Der Grund für die Aufregung: Das Ministerium plant Textänderungen in Schulbüchern. Die Protestbewegung wirft der China-freundlichen Regierung vor, eine entstellte Geschichtsschreibung zu forcieren, die in der Taiwan-Frage viel zu sehr den Standpunkt Pekings widerspiegeln würde. Das demokratisch regierte Taiwan ist de facto unabhängig, die Volksrepublik China sieht die Insel aber als abtrünnige Provinz an und schließt auch einen Militärschlag nicht aus, um Taiwan mit dem Festland zu vereinen.

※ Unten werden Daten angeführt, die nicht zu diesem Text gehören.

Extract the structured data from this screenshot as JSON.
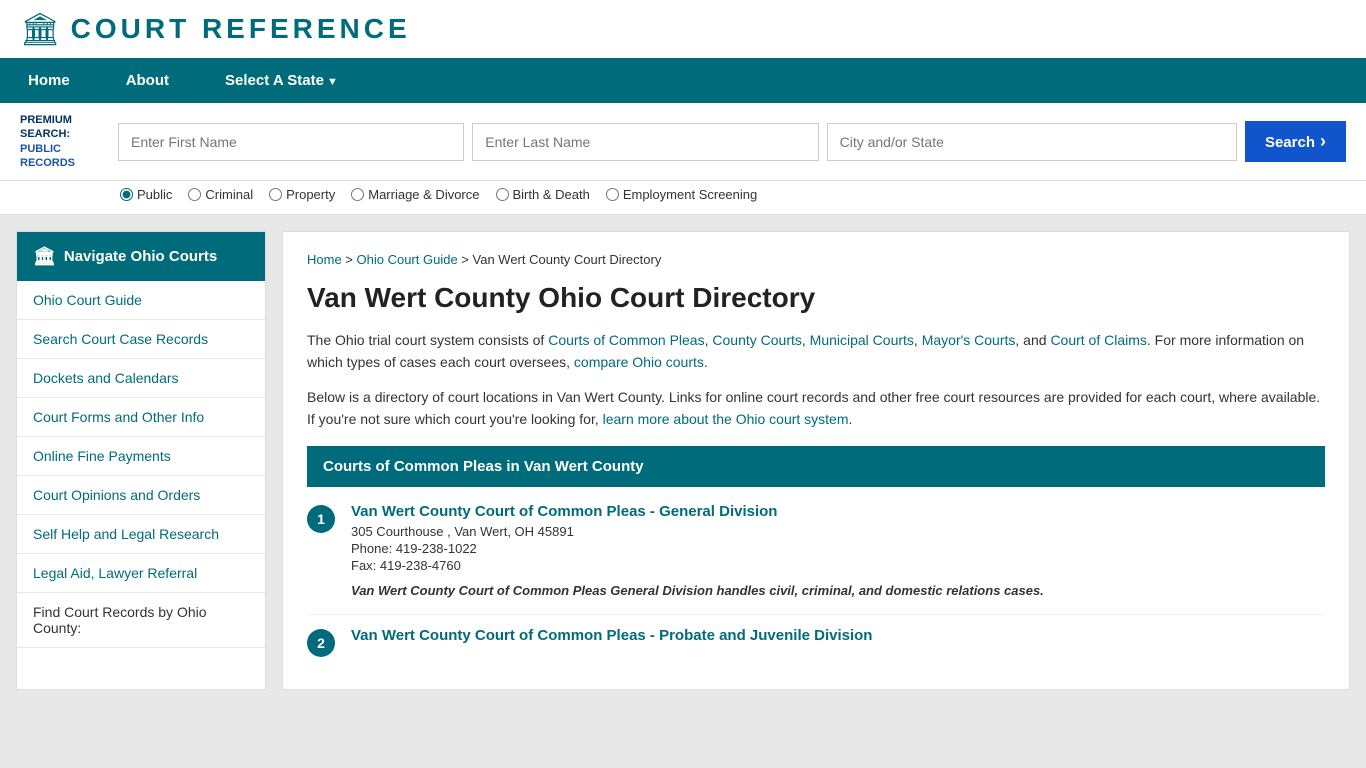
{
  "header": {
    "logo_text": "COURT REFERENCE",
    "logo_icon": "🏛"
  },
  "navbar": {
    "items": [
      {
        "label": "Home",
        "has_arrow": false
      },
      {
        "label": "About",
        "has_arrow": false
      },
      {
        "label": "Select A State",
        "has_arrow": true
      }
    ]
  },
  "search_bar": {
    "premium_line1": "PREMIUM",
    "premium_line2": "SEARCH:",
    "premium_line3": "PUBLIC",
    "premium_line4": "RECORDS",
    "first_name_placeholder": "Enter First Name",
    "last_name_placeholder": "Enter Last Name",
    "city_placeholder": "City and/or State",
    "button_label": "Search"
  },
  "radio_options": [
    {
      "label": "Public",
      "checked": true
    },
    {
      "label": "Criminal",
      "checked": false
    },
    {
      "label": "Property",
      "checked": false
    },
    {
      "label": "Marriage & Divorce",
      "checked": false
    },
    {
      "label": "Birth & Death",
      "checked": false
    },
    {
      "label": "Employment Screening",
      "checked": false
    }
  ],
  "sidebar": {
    "header_label": "Navigate Ohio Courts",
    "items": [
      {
        "label": "Ohio Court Guide"
      },
      {
        "label": "Search Court Case Records"
      },
      {
        "label": "Dockets and Calendars"
      },
      {
        "label": "Court Forms and Other Info"
      },
      {
        "label": "Online Fine Payments"
      },
      {
        "label": "Court Opinions and Orders"
      },
      {
        "label": "Self Help and Legal Research"
      },
      {
        "label": "Legal Aid, Lawyer Referral"
      }
    ],
    "footer_label": "Find Court Records by Ohio County:"
  },
  "breadcrumb": {
    "home": "Home",
    "state": "Ohio Court Guide",
    "current": "Van Wert County Court Directory"
  },
  "content": {
    "page_title": "Van Wert County Ohio Court Directory",
    "intro_text": "The Ohio trial court system consists of ",
    "intro_links": [
      "Courts of Common Pleas",
      "County Courts",
      "Municipal Courts",
      "Mayor's Courts",
      "Court of Claims"
    ],
    "intro_suffix": ". For more information on which types of cases each court oversees, ",
    "intro_compare": "compare Ohio courts",
    "intro_end": ".",
    "body_text": "Below is a directory of court locations in Van Wert County. Links for online court records and other free court resources are provided for each court, where available. If you're not sure which court you're looking for, ",
    "learn_more_link": "learn more about the Ohio court system",
    "body_end": ".",
    "section1_title": "Courts of Common Pleas in Van Wert County",
    "court1": {
      "number": "1",
      "name": "Van Wert County Court of Common Pleas - General Division",
      "address": "305 Courthouse , Van Wert, OH 45891",
      "phone": "Phone: 419-238-1022",
      "fax": "Fax: 419-238-4760",
      "description": "Van Wert County Court of Common Pleas General Division handles civil, criminal, and domestic relations cases."
    },
    "court2": {
      "number": "2",
      "name": "Van Wert County Court of Common Pleas - Probate and Juvenile Division"
    }
  }
}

Zusätzlich angeheizt wurden die Proteste durch den Selbstmord eines Studenten diese Woche, der sich stark in der Bewegung gegen die Schulbuchumschreibung engagiert hatte. Dem 20-Jährigen drohte laut Medienberichten eine Anklage, da er zu zu der Gruppe gehört hatte, die schon vergangene Woche das Ministerium kurzfristig besetzt hatten. Viele seiner Mitstreiter, aber auch Teile der politischen Opposition, interpretieren den Selbstmord als politische Tat.
Die wütenden Proteste rund um die neuen Schulbücher und den damit einhergehenden veränderten Lehrplan zeigen jedenfalls aufs Neue, welch heftige Debatte in Taiwan gerade geführt wird. Es geht dabei um die taiwanesische Identität, darum, wie viel Eigenständigkeit die Taiwanesen sich selbst zusprechen wollen und wie künftig die Beziehungen zu Peking geregelt werden sollen.
Regierung gegenStudenten
Auf der einen Seite steht die regierende Kuomintang-Partei. Sie intensivierte durch Wirtschaftsabkommen und politischen Austausch die Kontakte zu China. Ihr Argument: Nur friedliche, versöhnliche Beziehungen mit der übermächtigen Volksrepublik bringen Taiwan Stabilität und wirtschaftlichen Wohlstand.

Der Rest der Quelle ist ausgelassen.